I am licensed in Nevada, but this Answer should apply in Texas as well.
If the driver was the owner of the car or driving with the permission of the owner, the owner's insurance should provide coverage for the damages you sustained in the accident.
Hopefully, you did not suffer any personal injuries as a result of the accident and should have your car repaired or replaced by his insurance (up to the policy limits of his coverage).
If you were injured, seek treatment for the injuries caused by the other driver's negligence and an attorney to represent you in your case.

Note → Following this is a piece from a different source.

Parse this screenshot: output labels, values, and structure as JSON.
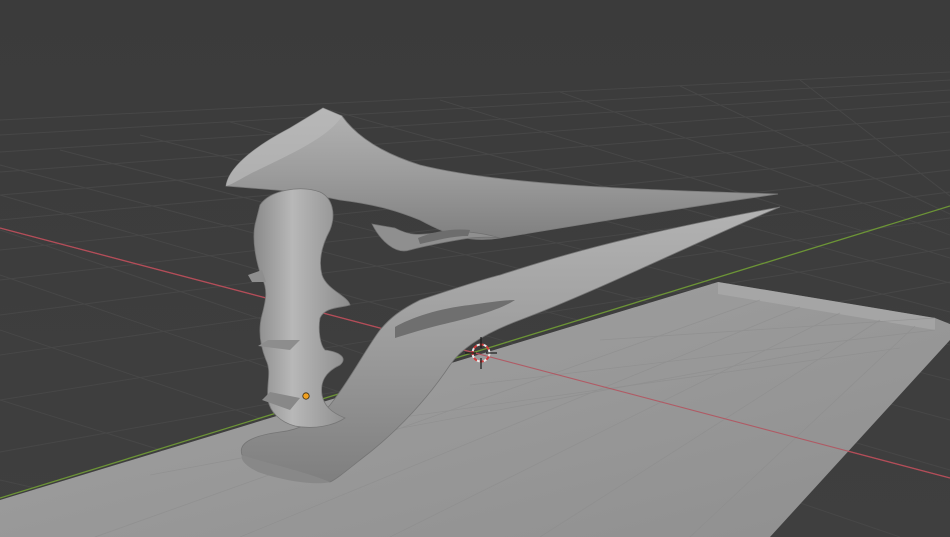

You should also check with your policy and discuss issues such as medical payments and/or personal injury protection coverage with your attorney. You can find more information on insurance coverages on our website at http://capandkudler.com/useful-information/about-automobile/.
It appears that the Statute of Limitations on property damage and personal injury cases is two years. This means that you have two years from the date of the accident (excluding certain technical rules) to file a lawsuit on these damages or forever lose your right to do so.
Hope this helps.
/s Donald Kudler
His insurance, assuming it was valid at the time of the collision, will be responsible for providing a defense and indemnifying him up to the extent of the policy limits. If you were injured in the collision, you should seek appropriate medical care and be VERY careful about discussing this matter with the insurer as their goal is to limit your recovery as much as possible (that is how they make/retain their money).
I would be happy to discuss your options – feel free to call me at 817/877-3355.
If he had insurance coverage at the time of the collision, his insurance company will pay for any loss within the policy limits -- this includes property damage and personal injury.